Emergency preservation and resuscitation (EPR) comprise a novel approach for resuscitation of exsanguination cardiac arrest victims. EPR uses a cold aortic flush to induce deep hypothermic preservation, followed by resuscitation with cardiopulmonary bypass. Development of a rat EPR model would enable study of the molecular mechanisms of neuronal injury and the screening of novel agents for emergency preservation. A prospective, randomized study. University research facility. Adult male Sprague-Dawley rats. Isoflurane-anesthetized rats were subjected to lethal hemorrhage (12.5 mL for 5 mins), followed by KCl-induced cardiac arrest and 1 min of no flow. Three groups (n=6) were studied: hypothermic EPR (H-EPR; 0 degrees C flush; target temperature, 15 degrees C); normothermic EPR (N-EPR; 38 degrees C flush); and controls. After 20 mins of H-EPR or N-EPR, resuscitation was initiated with cardiopulmonary bypass for 60 mins and mechanical ventilation. Controls were subjected to complete experimental preparation and anesthesia without cardiac arrest, followed by 60 mins of cardiopulmonary bypass and mechanical ventilation. Surviving rats were extubated 2 hrs later. Survival, Overall Performance Category (1, normal; 5, death), Neurologic Deficit Score, Histologic Damage Score, and biochemistry were assessed in survivors on day 7. All rats in H-EPR and control groups survived, whereas none of the rats in the N-EPR group had restoration of spontaneous circulation. All rats in the H-EPR and control groups achieved Overall Performance Category 1, normal Neurologic Damage Score, and normal or near normal Histologic Damage Score and biochemical markers of organ injury. We have established an EPR model in rats showing no neurologic injury, despite an exsanguination cardiac arrest, followed by 20 mins of EPR using miniaturized cardiopulmonary bypass. Establishment of this model should facilitate application of molecular tools to study the effects of hypothermic preservation and reperfusion and to screen novel pharmacologic adjuncts.

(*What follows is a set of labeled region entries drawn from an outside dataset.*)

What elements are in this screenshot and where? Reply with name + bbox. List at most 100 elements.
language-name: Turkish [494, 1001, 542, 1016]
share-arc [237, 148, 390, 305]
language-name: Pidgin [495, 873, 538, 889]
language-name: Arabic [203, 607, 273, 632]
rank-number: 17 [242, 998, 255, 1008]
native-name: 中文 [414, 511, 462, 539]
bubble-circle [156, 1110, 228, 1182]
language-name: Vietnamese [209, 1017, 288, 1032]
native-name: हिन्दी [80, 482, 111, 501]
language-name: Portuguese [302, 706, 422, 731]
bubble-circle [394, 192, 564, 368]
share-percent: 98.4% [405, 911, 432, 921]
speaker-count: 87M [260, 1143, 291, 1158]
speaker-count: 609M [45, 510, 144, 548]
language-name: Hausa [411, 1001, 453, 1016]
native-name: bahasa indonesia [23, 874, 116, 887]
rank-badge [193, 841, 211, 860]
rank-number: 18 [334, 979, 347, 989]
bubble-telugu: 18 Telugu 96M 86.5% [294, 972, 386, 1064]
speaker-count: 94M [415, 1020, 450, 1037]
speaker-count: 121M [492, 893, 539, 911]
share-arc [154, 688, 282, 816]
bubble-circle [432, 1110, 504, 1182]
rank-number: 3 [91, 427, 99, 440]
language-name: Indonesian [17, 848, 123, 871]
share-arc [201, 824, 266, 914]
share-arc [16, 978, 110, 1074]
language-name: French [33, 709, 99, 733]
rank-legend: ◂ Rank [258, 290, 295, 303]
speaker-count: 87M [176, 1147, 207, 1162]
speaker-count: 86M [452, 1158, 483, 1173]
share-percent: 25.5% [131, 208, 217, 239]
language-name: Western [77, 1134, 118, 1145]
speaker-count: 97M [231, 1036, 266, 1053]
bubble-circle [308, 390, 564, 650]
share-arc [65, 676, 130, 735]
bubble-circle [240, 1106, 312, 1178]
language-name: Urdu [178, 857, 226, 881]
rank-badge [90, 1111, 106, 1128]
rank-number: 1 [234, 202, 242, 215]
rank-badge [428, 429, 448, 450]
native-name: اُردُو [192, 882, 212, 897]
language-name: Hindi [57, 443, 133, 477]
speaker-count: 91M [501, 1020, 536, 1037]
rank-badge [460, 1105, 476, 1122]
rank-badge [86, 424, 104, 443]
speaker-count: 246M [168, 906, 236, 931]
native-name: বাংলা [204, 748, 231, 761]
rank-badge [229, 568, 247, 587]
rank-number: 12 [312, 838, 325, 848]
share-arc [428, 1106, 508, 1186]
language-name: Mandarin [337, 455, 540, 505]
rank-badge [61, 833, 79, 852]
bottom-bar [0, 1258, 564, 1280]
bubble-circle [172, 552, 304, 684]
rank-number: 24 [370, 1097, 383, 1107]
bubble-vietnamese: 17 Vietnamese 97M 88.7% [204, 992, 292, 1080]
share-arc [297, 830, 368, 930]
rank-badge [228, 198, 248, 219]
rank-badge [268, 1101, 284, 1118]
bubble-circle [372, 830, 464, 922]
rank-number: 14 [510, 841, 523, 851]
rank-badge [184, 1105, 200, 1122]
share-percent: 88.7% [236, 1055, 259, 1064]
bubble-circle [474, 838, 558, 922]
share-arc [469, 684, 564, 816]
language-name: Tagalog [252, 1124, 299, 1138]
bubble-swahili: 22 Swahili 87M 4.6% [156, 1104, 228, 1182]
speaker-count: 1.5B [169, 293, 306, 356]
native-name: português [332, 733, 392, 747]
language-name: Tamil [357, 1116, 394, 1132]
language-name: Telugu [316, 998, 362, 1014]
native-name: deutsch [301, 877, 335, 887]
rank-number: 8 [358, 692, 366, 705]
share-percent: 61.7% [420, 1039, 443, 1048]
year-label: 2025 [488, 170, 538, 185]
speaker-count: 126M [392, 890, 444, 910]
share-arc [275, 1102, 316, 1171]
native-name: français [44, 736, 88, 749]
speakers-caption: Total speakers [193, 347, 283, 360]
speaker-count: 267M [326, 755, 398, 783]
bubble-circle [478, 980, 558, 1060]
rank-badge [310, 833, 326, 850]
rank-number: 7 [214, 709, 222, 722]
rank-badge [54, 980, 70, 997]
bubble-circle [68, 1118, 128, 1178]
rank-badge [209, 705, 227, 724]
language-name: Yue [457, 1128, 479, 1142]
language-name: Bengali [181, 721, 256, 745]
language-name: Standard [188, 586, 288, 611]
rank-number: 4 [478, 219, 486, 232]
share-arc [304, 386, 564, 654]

Induction of Profound Hypothermia for Emergency Preservation and Resuscitation Allows Intact Survival After Cardiac Arrest Resulting From Prolonged Lethal Hemorrhage and Trauma in Dogs

Induction of profound hypothermia for emergency preservation and resuscitation (EPR) of trauma victims who experience exsanguination cardiac arrest may allow survival from otherwise-lethal injuries. Previously, we achieved intact survival of dogs from 2 hours of EPR after rapid hemorrhage. We tested the hypothesis that EPR would achieve good outcome if prolonged hemorrhage preceded cardiac arrest. Two minutes after cardiac arrest from prolonged hemorrhage and splenic transection, dogs were randomized into 3 groups (n=7 each): (1) the cardiopulmonary resuscitation (CPR) group, resuscitated with conventional CPR, and the (2) EPR-I and (3) EPR-II groups, both of which received 20 L of a 2 degrees C saline aortic flush to achieve a brain temperature of 10 degrees C to 15 degrees C. CPR or EPR lasted 60 minutes and was followed in all groups by a 2-hour resuscitation by cardiopulmonary bypass. Splenectomy was then performed. The CPR dogs were maintained at 38.0 degrees C. In the EPR groups, mild hypothermia (34 degrees C) was maintained for either 12 (EPR-I) or 36 (EPR-II) hours. Function and brain histology were evaluated 60 hours after rewarming in all dogs. Cardiac arrest occurred after 124+/-16 minutes of hemorrhage. In the CPR group, spontaneous circulation could not be restored without cardiopulmonary bypass; none survived. Twelve of 14 EPR dogs survived. Compared with the EPR-I group, the EPR-II group had better overall performance, final neurological deficit scores, and histological damage scores. EPR is superior to conventional CPR in facilitating normal recovery after cardiac arrest from trauma and prolonged hemorrhage. Prolonged mild hypothermia after EPR was critical for achieving intact neurological outcomes.